EMARE MASKE: 9. SIRLAR

13.5K 1.2K 1.6K
                                    

Bazı anılardan ne olursa olsun vazgeçmediğimi kendim de yeni yeni fark ediyordum: örneğin motosiklete binmenin ve yüzüme vuran rüzgârın verdiği heyecan.

Onun motosikletine ilk bindiğim zaman bu heyecan için her şeyimi verebileceğimi düşünmüştüm ve o an ilerideki motosikletini gördüğümde farkında olmadan yüzümde bir tebessüm oluştu.

Akıl hastanesinden duvarları dikkatlice inceleyerek çıkmıştım, Korel bu detaya dikkat etti mi bilmiyordum ama dönüp hiçbir şey sormamış ya da söylememişti fakat şimdi yüzümdeki tebessümü fark etmiş olacak ki göz ucuyla bana baktı.

"Motosikletimi özlemiş misin?" diye sordu keyifsiz bir tınıyla. Cevabını merak ettiğini bile düşünmüyordum.

"Motosikletini değil," dediğimde vakit öğleden sonrayı bulmuş, güneş aşağıya inmişti ama sıcaklık artıyordu. "Motosiklete binmeyi özledim. Kendim de bunu yeni fark ediyorum ama adrenalini seviyorum, önceden de sevdiğime eminim."

Korel omzunu kaldırıp indirdi, sonra motosikletinin önüne gittiğimizde kısık sesle, "Heyecanı her zaman sevdin," dedi. Bu sefer kartlarını daha açık oynayacak gibi görünüyordu. "Lunaparklarda en tehlikeli oyuncaklara binerdin, motosikleti her zaman hızlı kullanmamı isterdin," bakışları bana döndü, "benimle bir gün yarışacağını da söylerdin."

Yaprak sarısı gözleri gözlerimin içine bakarken, soracaklarım için yanıp tutuşuyordum. "Seninle bir kez daha mı lunaparka gittik?"

"Bir kez daha?" Şaşırdı.

Sanki umurumda değilmiş gibi, "Seninle sanırım lunaparkta tanıştık," dedim. "Annemin öldüğü, babamın beni terk ettiği gün." Zihnimde silik anılar vardı. "Pek net hatırlamıyorum ama sana mızıka çalmış olabilir miyim o gece?"

Gözleri turuncu saçlarıma kaydı, geçmişin içinde yuvarlandığına şahit oldum. "Bana mızıka çaldın o gece," dedi yanıt olarak. "Ben de sen üşüme diye ceketimi verdim. Ardından ikimiz o gece, birbirimizden korkularımızı sildik." Önüme düşen bir tutam saçı çekinmeden geriye attığında kalbim tekledi, kalbimden nefret ettim. "Sonra yolun hep benimleydi, ayrılana dek."

"Bana bunların hepsini anlatacak mısın?" diye sordum, gerçekten merak ediyordum. "Her detayıyla, her anısıyla."

"Yalan istemiyorsan hatırlamadıklarını anlatmam." Dürüst bir yanıttı, bu beni şaşırttı. "Ama hatırladıklarını en ince ayrıntısına kadar anlatabilirim."

Kaşlarım çatıldı. "Kaç sene önceydi?"

"Ne kaç sene önceydi?" diye sordu.

"Seninle tanışmamız," dedim.

Gülümsedi, gülüşüne acı bulaştı. "Biriyle ikinci defa tanışan tek sen değilsin, Minel.

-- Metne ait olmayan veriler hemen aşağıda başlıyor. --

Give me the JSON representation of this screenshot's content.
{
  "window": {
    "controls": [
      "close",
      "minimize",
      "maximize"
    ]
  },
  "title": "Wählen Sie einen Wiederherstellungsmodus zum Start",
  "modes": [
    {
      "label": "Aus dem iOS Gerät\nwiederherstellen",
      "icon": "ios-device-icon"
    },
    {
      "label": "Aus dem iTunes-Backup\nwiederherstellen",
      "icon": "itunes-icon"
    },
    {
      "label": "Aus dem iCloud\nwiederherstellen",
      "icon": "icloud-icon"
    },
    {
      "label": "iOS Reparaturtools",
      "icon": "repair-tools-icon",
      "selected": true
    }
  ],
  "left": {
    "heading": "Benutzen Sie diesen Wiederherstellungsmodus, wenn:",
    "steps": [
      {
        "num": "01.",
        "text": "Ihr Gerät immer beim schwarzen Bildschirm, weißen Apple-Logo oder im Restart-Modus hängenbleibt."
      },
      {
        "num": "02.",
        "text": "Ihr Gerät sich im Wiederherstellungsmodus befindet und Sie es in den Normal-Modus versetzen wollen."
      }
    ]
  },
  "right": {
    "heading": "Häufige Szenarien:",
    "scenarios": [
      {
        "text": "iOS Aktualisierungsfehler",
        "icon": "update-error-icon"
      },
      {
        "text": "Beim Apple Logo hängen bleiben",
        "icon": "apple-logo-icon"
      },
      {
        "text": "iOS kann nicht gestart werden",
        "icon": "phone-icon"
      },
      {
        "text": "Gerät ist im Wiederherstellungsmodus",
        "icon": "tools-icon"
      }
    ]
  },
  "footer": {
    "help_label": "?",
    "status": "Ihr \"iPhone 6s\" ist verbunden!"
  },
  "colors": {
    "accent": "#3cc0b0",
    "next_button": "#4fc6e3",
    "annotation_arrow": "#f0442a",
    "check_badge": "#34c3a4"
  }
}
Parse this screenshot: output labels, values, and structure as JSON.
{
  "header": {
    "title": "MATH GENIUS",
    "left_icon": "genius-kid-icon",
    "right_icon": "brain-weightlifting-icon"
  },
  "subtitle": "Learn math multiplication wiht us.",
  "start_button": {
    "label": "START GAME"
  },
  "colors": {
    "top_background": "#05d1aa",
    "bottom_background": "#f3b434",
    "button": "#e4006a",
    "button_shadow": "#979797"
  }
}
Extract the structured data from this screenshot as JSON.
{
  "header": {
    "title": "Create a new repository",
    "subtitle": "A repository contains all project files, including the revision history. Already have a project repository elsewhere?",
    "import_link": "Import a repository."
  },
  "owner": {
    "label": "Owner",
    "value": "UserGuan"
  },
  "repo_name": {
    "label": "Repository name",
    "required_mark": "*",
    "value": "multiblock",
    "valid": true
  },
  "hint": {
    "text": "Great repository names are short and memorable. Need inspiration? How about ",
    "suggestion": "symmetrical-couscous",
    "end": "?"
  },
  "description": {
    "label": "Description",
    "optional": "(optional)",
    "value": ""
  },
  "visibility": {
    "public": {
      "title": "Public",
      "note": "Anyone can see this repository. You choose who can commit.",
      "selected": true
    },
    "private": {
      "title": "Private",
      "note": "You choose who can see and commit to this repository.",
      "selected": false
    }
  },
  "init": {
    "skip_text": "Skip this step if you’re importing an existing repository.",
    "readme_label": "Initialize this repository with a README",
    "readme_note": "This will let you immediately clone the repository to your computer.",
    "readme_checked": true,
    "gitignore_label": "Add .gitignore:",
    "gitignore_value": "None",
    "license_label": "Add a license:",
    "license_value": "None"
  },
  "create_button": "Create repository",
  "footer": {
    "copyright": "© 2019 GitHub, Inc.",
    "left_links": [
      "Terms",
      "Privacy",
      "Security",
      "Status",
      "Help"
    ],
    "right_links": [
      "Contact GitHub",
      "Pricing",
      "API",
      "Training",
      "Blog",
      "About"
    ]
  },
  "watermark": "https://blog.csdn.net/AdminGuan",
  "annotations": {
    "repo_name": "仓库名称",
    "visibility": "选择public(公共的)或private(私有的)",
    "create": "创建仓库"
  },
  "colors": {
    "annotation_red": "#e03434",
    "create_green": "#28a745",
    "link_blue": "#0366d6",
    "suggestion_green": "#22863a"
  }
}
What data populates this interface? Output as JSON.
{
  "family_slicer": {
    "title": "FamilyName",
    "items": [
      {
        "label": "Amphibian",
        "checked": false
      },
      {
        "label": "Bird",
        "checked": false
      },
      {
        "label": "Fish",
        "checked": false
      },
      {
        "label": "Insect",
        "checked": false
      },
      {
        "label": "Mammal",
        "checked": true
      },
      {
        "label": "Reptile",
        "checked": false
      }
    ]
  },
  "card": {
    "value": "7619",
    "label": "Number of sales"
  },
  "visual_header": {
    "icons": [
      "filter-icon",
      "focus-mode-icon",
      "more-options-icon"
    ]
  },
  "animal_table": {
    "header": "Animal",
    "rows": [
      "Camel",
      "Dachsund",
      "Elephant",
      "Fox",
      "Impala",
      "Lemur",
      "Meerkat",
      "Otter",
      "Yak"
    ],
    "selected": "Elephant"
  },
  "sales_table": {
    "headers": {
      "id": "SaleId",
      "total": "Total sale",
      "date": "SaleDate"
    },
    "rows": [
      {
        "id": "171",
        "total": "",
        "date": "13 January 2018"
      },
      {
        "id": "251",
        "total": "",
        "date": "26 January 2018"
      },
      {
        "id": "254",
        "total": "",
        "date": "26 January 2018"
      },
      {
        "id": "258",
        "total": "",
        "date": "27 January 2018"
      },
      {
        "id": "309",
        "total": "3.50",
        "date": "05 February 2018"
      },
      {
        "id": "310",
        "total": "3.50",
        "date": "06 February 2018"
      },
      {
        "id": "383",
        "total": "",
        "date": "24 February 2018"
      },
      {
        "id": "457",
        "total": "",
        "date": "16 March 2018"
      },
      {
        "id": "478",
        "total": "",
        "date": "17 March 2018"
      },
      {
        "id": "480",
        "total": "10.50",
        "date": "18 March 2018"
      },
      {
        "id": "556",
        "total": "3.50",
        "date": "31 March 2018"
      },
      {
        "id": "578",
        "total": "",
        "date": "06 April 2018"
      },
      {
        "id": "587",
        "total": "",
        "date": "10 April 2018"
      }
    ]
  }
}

Ben seninle üç defa tanıştım ama sen ilkini unutsan bile ben üçünü de unutamadım."

"Ne?" Gözlerim irileşti, dudaklarım aralandı. "Ne demek istiyorsun?"

Başıyla motosikleti işaret etti. "Atla," diye soludu. "İlk önce bir şeyler yiyelim, dün geceden sonra hiçbir şey yememiş olduğun için açsındır."

Sorular sıralanıyor, her şey üst üste geliyordu ve o kendisine bile bakmadan beni mi düşünüyordu? Yine de dilimi ısırıp motosikletinin arkasına yerleştim, o da motosikletinin motorunu çalıştırıp gaz verdikten sonra omzunun üzerinden bana baktı. "Tutun bana, Minel. Güvenmesen bile tutun. Düşmeni istemem, hiç istemedim."

Fakat ona tutunmadım, ellerim motosikletin arkasındaki demire gitti, orayı sıkıca tuttum.

Korel ise bu tepkimin üzerine hiçbir şey demedi ama yüzünü çevirirken yutkunduğunu gördüm. Ardından motosikletini hareket ettirdi.